СОЛУС видел, как ланс-батареи подмигнули ему слепыми дулами, когда корабль разворачивался вперед, чтоб открыть огонь по судну Мефистона.
— Они… они не стреляли по нам… — прошептал он, едва способный поверить в то, что видел.
— Сигнатура нападающего подтверждена, — механически тарабанил сервитор из ямы обнаружения, — судно — боевой крейсер «Мизерикордия», линейный корабль на службе легиона Несущих Слово и Губительных Сил.
— Проклятье Вандира! — Выплюнул Солус. — Что это за сумасшествие?

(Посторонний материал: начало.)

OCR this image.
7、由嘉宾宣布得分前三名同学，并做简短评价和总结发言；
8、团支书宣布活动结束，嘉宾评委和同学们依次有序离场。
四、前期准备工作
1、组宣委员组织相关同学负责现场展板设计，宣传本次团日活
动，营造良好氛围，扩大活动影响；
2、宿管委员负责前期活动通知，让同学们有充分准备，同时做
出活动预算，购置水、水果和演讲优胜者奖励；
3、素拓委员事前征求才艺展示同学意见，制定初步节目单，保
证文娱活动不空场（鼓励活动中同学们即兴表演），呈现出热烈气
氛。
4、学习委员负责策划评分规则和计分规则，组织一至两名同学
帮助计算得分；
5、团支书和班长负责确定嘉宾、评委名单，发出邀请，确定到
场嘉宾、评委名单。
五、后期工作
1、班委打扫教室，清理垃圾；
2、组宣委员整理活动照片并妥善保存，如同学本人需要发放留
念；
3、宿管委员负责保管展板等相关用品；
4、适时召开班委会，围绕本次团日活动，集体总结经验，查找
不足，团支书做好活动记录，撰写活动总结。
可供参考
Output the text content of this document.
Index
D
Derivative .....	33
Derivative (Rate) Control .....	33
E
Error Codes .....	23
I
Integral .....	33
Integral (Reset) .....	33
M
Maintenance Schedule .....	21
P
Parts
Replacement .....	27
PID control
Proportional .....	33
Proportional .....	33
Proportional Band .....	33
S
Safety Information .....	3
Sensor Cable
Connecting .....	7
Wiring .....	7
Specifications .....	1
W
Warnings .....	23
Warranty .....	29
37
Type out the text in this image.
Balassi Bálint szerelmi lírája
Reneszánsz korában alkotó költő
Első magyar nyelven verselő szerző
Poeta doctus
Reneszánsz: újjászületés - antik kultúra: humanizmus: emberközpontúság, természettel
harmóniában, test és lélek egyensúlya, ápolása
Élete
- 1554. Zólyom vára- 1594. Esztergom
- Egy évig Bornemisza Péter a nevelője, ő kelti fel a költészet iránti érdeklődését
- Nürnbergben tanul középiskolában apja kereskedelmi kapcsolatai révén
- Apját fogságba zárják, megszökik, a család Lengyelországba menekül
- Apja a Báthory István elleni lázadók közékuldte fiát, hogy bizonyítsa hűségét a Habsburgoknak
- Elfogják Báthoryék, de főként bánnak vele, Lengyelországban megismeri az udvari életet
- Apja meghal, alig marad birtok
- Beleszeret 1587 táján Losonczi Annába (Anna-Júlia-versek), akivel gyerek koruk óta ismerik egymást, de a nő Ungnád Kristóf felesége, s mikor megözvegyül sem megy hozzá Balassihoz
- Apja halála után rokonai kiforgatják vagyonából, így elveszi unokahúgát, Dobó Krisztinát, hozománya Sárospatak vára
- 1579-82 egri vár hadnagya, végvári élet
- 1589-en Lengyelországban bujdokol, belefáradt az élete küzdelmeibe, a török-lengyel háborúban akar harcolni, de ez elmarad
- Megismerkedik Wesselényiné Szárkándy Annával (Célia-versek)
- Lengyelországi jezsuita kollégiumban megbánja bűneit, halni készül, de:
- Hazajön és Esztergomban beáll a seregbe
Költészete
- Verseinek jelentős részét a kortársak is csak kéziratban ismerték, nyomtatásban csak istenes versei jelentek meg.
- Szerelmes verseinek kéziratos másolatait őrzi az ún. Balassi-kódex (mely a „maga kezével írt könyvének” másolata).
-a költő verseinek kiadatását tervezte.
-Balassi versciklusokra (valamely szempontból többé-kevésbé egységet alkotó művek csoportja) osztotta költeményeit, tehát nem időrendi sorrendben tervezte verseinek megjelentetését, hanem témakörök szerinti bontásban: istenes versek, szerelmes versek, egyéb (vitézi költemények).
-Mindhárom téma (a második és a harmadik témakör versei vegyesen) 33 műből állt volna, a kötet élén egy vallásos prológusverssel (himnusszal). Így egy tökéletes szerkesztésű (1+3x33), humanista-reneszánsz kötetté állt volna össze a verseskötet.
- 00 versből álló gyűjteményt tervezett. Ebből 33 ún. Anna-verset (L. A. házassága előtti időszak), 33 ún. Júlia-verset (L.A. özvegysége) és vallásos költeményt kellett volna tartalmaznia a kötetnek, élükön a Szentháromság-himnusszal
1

Разум Кровавого Ангела анализировал вероятности — мог ли корабль Хаоса быть своего рода союзником лорда Смерти? Мог ли он поверить в то, что Мефистон или даже сам Данте вели переговоры с отребьем Мальстрема?
— Статус «Мизерикордии», — потребовал Идеон, — они целятся в нас?
— Никак нет, — пришел ответ, — все орудия корабля наводяться на «Европу»!
— Третья сила?
Он моргнул Солусу, в искусственном голосе Идеона слышалось веселье.
— Неожиданная удача! Рука Сангвиния защищает нас…
— Но мы не можем просто игнорировать линейный корабль хаоса! — Вскрикнул Солус. — Это наш долг…
— Ты смеешь говорить со мной о долге? — Рявкнул Идеон, его голос прогремел над кельями мостика подобно грому.
— Со мной, кто служил ордену двести лет, не вставая с этого самого трона? — С низким рокотом падали слова капитана. — Знай, мой заблудший боевой брат, когда судьба сдает тебе карту-таро — руку с клинками, используй ее. Ты знаешь клятву, которую мы принесли.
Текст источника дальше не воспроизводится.